Updating systematic reviews with active learning

Article type
Year
Authors
Miller K1, Howard B1, Phillips J1, Shah M1, Mav D1, Thayer K2, Shah R1
1Sciome, LLC, USA
2National Toxicology Program, NIEHS, USA
Abstract
Background: Conducting systematic reviews (SRs) is frequently a resource- and time-intensive process. Many SRs are outdated even before they are published. As new research continues to become available at a fast pace, SRs constantly need to be updated in order to stay relevant. We have recently demonstrated that machine learning methods like active learning (AL) can be extremely useful in reducing the screening burden for a new review; here, we demonstrate that for the purpose of updating an existing review, the savings can potentially be even greater.

Objectives: To test if the original screening results for a systematic review can be used as a ‘seed’ to bootstrap AL when conducting a review update.

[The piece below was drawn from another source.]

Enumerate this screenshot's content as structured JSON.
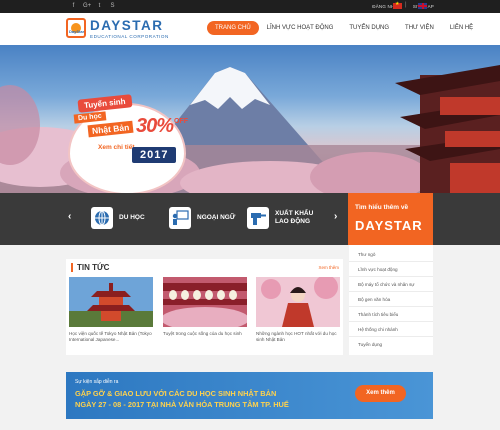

Methods: We evaluated our AL method on three SRs that expert reviewers had previously screened. To simulate a review update scenario, each dataset was divided into studies occurring before and after a chosen publication date, with studies occurring after the cut-off date used to simulate a review update. We compared standard AL on the update dataset with AL supplemented by using the prior studies as a training seed to initialize the learning model.

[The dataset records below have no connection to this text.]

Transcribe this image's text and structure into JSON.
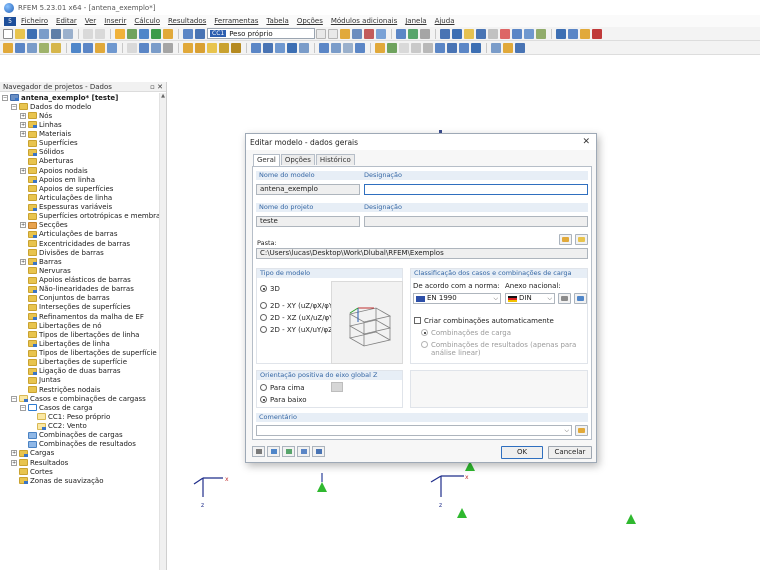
{
  "window": {
    "title": "RFEM 5.23.01 x64 - [antena_exemplo*]"
  },
  "menu": [
    "Ficheiro",
    "Editar",
    "Ver",
    "Inserir",
    "Cálculo",
    "Resultados",
    "Ferramentas",
    "Tabela",
    "Opções",
    "Módulos adicionais",
    "Janela",
    "Ajuda"
  ],
  "toolbar": {
    "load_case_chip": "CC1",
    "load_case_name": "Peso próprio"
  },
  "navigator": {
    "title": "Navegador de projetos - Dados",
    "pin": "▫ ✕",
    "tree": [
      {
        "label": "antena_exemplo* [teste]",
        "level": 0,
        "toggle": "−",
        "icon": "model",
        "bold": true
      },
      {
        "label": "Dados do modelo",
        "level": 1,
        "toggle": "−",
        "icon": "folder"
      },
      {
        "label": "Nós",
        "level": 2,
        "toggle": "+",
        "icon": "folder"
      },
      {
        "label": "Linhas",
        "level": 2,
        "toggle": "+",
        "icon": "folder"
      },
      {
        "label": "Materiais",
        "level": 2,
        "toggle": "+",
        "icon": "folder"
      },
      {
        "label": "Superfícies",
        "level": 2,
        "toggle": "",
        "icon": "folder"
      },
      {
        "label": "Sólidos",
        "level": 2,
        "toggle": "",
        "icon": "folder"
      },
      {
        "label": "Aberturas",
        "level": 2,
        "toggle": "",
        "icon": "folder"
      },
      {
        "label": "Apoios nodais",
        "level": 2,
        "toggle": "+",
        "icon": "folder"
      },
      {
        "label": "Apoios em linha",
        "level": 2,
        "toggle": "",
        "icon": "folder"
      },
      {
        "label": "Apoios de superfícies",
        "level": 2,
        "toggle": "",
        "icon": "folder"
      },
      {
        "label": "Articulações de linha",
        "level": 2,
        "toggle": "",
        "icon": "folder"
      },
      {
        "label": "Espessuras variáveis",
        "level": 2,
        "toggle": "",
        "icon": "folder"
      },
      {
        "label": "Superfícies ortotrópicas e membra",
        "level": 2,
        "toggle": "",
        "icon": "folder"
      },
      {
        "label": "Secções",
        "level": 2,
        "toggle": "+",
        "icon": "sect"
      },
      {
        "label": "Articulações de barras",
        "level": 2,
        "toggle": "",
        "icon": "folder"
      },
      {
        "label": "Excentricidades de barras",
        "level": 2,
        "toggle": "",
        "icon": "folder"
      },
      {
        "label": "Divisões de barras",
        "level": 2,
        "toggle": "",
        "icon": "folder"
      },
      {
        "label": "Barras",
        "level": 2,
        "toggle": "+",
        "icon": "folder"
      },
      {
        "label": "Nervuras",
        "level": 2,
        "toggle": "",
        "icon": "folder"
      },
      {
        "label": "Apoios elásticos de barras",
        "level": 2,
        "toggle": "",
        "icon": "folder"
      },
      {
        "label": "Não-linearidades de barras",
        "level": 2,
        "toggle": "",
        "icon": "folder"
      },
      {
        "label": "Conjuntos de barras",
        "level": 2,
        "toggle": "",
        "icon": "folder"
      },
      {
        "label": "Interseções de superfícies",
        "level": 2,
        "toggle": "",
        "icon": "folder"
      },
      {
        "label": "Refinamentos da malha de EF",
        "level": 2,
        "toggle": "",
        "icon": "folder"
      },
      {
        "label": "Libertações de nó",
        "level": 2,
        "toggle": "",
        "icon": "folder"
      },
      {
        "label": "Tipos de libertações de linha",
        "level": 2,
        "toggle": "",
        "icon": "folder"
      },
      {
        "label": "Libertações de linha",
        "level": 2,
        "toggle": "",
        "icon": "folder"
      },
      {
        "label": "Tipos de libertações de superfície",
        "level": 2,
        "toggle": "",
        "icon": "folder"
      },
      {
        "label": "Libertações de superfície",
        "level": 2,
        "toggle": "",
        "icon": "folder"
      },
      {
        "label": "Ligação de duas barras",
        "level": 2,
        "toggle": "",
        "icon": "folder"
      },
      {
        "label": "Juntas",
        "level": 2,
        "toggle": "",
        "icon": "folder"
      },
      {
        "label": "Restrições nodais",
        "level": 2,
        "toggle": "",
        "icon": "folder"
      },
      {
        "label": "Casos e combinações de cargass",
        "level": 1,
        "toggle": "−",
        "icon": "load"
      },
      {
        "label": "Casos de carga",
        "level": 2,
        "toggle": "−",
        "icon": "lc"
      },
      {
        "label": "CC1: Peso próprio",
        "level": 3,
        "toggle": "",
        "icon": "load"
      },
      {
        "label": "CC2: Vento",
        "level": 3,
        "toggle": "",
        "icon": "load"
      },
      {
        "label": "Combinações de cargas",
        "level": 2,
        "toggle": "",
        "icon": "combo"
      },
      {
        "label": "Combinações de resultados",
        "level": 2,
        "toggle": "",
        "icon": "combo"
      },
      {
        "label": "Cargas",
        "level": 1,
        "toggle": "+",
        "icon": "folder"
      },
      {
        "label": "Resultados",
        "level": 1,
        "toggle": "+",
        "icon": "folder"
      },
      {
        "label": "Cortes",
        "level": 1,
        "toggle": "",
        "icon": "folder"
      },
      {
        "label": "Zonas de suavização",
        "level": 1,
        "toggle": "",
        "icon": "folder"
      }
    ]
  },
  "dialog": {
    "title": "Editar modelo - dados gerais",
    "close": "✕",
    "tabs": [
      "Geral",
      "Opções",
      "Histórico"
    ],
    "model_name_label": "Nome do modelo",
    "model_name": "antena_exemplo",
    "model_desc_label": "Designação",
    "model_desc": "",
    "project_name_label": "Nome do projeto",
    "project_name": "teste",
    "project_desc_label": "Designação",
    "project_desc": "",
    "folder_label": "Pasta:",
    "folder": "C:\\Users\\lucas\\Desktop\\Work\\Dlubal\\RFEM\\Exemplos",
    "model_type_header": "Tipo de modelo",
    "model_types": [
      "3D",
      "2D - XY (uZ/φX/φY)",
      "2D - XZ (uX/uZ/φY)",
      "2D - XY (uX/uY/φZ)"
    ],
    "model_type_selected": 0,
    "classification_header": "Classificação dos casos e combinações de carga",
    "norm_label": "De acordo com a norma:",
    "norm_value": "EN 1990",
    "annex_label": "Anexo nacional:",
    "annex_value": "DIN",
    "auto_combo_label": "Criar combinações automaticamente",
    "combo_loads_label": "Combinações de carga",
    "combo_results_label": "Combinações de resultados (apenas para análise linear)",
    "orientation_header": "Orientação positiva do eixo global Z",
    "orientation_options": [
      "Para cima",
      "Para baixo"
    ],
    "orientation_selected": 1,
    "comment_header": "Comentário",
    "comment": "",
    "ok_label": "OK",
    "cancel_label": "Cancelar"
  }
}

Results: When AL was used for the update, AL models seeded with screening results from the original review resulted in an additional 33% reduction in screening burden above the savings achieved when using AL without a seed. Furthermore, in all three cases, the recall obtained was 100%.

Conclusions: Although the cost of updating an SR can be substantial, these results demonstrate that AL models can reduce the time and cost associated with that task without reducing the accuracy. In addition, having the screening results from the original review can be very advantageous when they are used as an initial training seed for active learning methods.